Raised in Bethlehem, a town just south of Albany, Apple joined the department in 1987, just two years out of high school. He has been a near-constant presence in the local press ever since — regaling reporters with tales of high-speed chases, a prolific jewel thief, miscreant teenagers, and even the torture of a snapping turtle.
Tall, rugged and known for his love of cigars, the sheriff also enjoys widespread community support for his many attention-grabbing efforts in matters slightly peripheral to his work.
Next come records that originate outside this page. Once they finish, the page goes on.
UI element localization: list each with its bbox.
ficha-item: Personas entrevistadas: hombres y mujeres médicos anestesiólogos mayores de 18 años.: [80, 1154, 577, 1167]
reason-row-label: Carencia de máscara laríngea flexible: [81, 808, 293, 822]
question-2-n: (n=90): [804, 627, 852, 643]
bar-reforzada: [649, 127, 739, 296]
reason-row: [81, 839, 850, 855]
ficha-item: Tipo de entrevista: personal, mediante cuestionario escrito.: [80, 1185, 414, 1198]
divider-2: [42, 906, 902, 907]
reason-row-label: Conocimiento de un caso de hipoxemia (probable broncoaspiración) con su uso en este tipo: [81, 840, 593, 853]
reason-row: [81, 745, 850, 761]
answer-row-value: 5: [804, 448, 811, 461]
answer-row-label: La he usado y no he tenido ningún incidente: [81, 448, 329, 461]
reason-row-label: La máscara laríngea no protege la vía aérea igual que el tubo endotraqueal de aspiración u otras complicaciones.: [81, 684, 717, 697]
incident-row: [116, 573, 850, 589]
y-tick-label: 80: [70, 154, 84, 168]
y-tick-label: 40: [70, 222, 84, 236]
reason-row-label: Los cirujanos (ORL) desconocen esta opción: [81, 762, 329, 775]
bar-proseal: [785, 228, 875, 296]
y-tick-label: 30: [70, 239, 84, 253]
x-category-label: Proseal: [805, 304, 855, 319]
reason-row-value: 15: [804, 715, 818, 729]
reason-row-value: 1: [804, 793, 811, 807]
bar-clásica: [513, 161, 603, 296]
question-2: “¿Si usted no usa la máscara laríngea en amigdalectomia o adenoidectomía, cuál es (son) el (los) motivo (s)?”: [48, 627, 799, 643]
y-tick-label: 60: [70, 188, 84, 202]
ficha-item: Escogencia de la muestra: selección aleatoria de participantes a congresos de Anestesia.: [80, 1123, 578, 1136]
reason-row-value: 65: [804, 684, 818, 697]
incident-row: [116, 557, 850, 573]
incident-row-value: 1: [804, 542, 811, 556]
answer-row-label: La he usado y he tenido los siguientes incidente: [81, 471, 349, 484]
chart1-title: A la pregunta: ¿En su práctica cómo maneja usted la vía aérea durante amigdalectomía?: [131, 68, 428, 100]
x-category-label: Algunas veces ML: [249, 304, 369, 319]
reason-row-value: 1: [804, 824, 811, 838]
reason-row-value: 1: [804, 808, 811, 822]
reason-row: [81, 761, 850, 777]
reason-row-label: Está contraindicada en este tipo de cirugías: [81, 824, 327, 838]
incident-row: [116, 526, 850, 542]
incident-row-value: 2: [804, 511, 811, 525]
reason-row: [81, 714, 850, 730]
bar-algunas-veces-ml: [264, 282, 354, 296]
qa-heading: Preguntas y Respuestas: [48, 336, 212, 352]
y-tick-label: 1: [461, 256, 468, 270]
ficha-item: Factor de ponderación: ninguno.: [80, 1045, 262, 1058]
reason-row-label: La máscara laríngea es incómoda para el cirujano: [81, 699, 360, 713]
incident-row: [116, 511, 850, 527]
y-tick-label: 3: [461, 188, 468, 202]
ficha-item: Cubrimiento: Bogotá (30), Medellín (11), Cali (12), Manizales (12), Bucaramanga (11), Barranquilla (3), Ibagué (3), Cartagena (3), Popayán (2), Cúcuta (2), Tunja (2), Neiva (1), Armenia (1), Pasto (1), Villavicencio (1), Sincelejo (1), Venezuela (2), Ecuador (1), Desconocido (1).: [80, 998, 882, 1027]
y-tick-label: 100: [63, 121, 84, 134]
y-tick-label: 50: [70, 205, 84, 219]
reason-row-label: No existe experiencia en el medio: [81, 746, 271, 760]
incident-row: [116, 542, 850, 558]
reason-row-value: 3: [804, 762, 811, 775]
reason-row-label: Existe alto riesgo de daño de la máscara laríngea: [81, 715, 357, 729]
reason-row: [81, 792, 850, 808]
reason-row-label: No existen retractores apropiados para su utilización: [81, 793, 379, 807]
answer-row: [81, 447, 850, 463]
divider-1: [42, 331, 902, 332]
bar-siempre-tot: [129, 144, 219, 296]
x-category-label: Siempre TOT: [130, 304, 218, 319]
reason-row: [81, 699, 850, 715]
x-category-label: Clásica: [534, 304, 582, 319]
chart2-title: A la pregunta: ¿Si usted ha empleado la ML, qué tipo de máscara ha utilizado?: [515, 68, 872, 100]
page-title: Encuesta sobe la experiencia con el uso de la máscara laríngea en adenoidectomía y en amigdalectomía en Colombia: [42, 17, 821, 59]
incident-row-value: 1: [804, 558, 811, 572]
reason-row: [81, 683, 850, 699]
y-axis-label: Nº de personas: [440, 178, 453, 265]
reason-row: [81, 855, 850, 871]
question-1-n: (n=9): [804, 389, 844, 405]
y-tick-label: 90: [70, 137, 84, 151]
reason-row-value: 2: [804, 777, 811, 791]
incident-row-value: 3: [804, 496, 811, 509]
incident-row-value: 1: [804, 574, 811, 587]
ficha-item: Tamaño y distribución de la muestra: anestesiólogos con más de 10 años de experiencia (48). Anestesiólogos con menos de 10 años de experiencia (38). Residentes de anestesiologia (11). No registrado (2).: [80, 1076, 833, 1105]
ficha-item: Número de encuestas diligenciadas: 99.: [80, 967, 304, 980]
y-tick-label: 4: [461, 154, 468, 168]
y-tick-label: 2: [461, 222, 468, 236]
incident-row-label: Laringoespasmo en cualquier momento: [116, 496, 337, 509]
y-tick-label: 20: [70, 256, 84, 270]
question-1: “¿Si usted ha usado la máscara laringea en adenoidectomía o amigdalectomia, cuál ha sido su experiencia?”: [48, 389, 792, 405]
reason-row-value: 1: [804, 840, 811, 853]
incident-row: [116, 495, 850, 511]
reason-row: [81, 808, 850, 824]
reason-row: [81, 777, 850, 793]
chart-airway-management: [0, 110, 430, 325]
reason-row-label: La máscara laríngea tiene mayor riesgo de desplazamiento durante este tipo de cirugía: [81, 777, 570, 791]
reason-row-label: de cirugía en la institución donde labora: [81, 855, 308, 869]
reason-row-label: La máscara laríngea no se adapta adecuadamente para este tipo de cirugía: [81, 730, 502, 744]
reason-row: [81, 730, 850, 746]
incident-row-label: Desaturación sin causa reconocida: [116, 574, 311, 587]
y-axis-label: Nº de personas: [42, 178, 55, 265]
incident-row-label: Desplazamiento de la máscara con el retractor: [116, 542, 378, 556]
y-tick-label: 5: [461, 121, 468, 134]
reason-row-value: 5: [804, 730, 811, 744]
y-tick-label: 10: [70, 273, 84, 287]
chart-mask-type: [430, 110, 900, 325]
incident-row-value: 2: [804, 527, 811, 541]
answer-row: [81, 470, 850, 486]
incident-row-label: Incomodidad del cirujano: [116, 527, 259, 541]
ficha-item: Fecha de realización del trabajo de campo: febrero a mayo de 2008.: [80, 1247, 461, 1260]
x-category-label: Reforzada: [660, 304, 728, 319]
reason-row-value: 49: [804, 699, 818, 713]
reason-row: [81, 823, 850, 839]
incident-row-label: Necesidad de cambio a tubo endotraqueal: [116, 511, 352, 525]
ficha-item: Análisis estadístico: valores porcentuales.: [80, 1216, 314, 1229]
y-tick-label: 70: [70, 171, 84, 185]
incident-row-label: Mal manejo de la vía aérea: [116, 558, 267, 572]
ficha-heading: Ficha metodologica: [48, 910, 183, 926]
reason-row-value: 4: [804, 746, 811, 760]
Matthew Miller, a Democratic county legislator and high school biology teacher in Selkirk, not far from where Apple grew up, recalled how the sheriff responded to the 2014 strangulation death of 5-year-old Kenneth White by a teenage cousin in their home in Knox, New York, part of the Hilltowns community in rural northwestern Albany County.
The sheriff showed up quickly, organized a vigil, and befriended the boy’s two surviving sisters, who were placed in the care of Child Protective Services. On the spring day in 2019 when a new family adopted the girls, he gave them a ride from family court in a squad car with flashing lights and a siren.
“I would say even Andrew Cuomo when he was on top of his game would find it difficult to discredit our sheriff,” Miller said. “He has a reservoir of goodwill.”
The report also details much of the dirt that Andrew M. Cuomo's legal and PR teams are trying to throw at Apple as they try to keep their patron from facing legal consequences for his actions, much of which we've covered in other timeline entries. Nearly all of the new information we've seen in this article relates to Apple's background, which is why we're featuring it as a profile of the sheriff.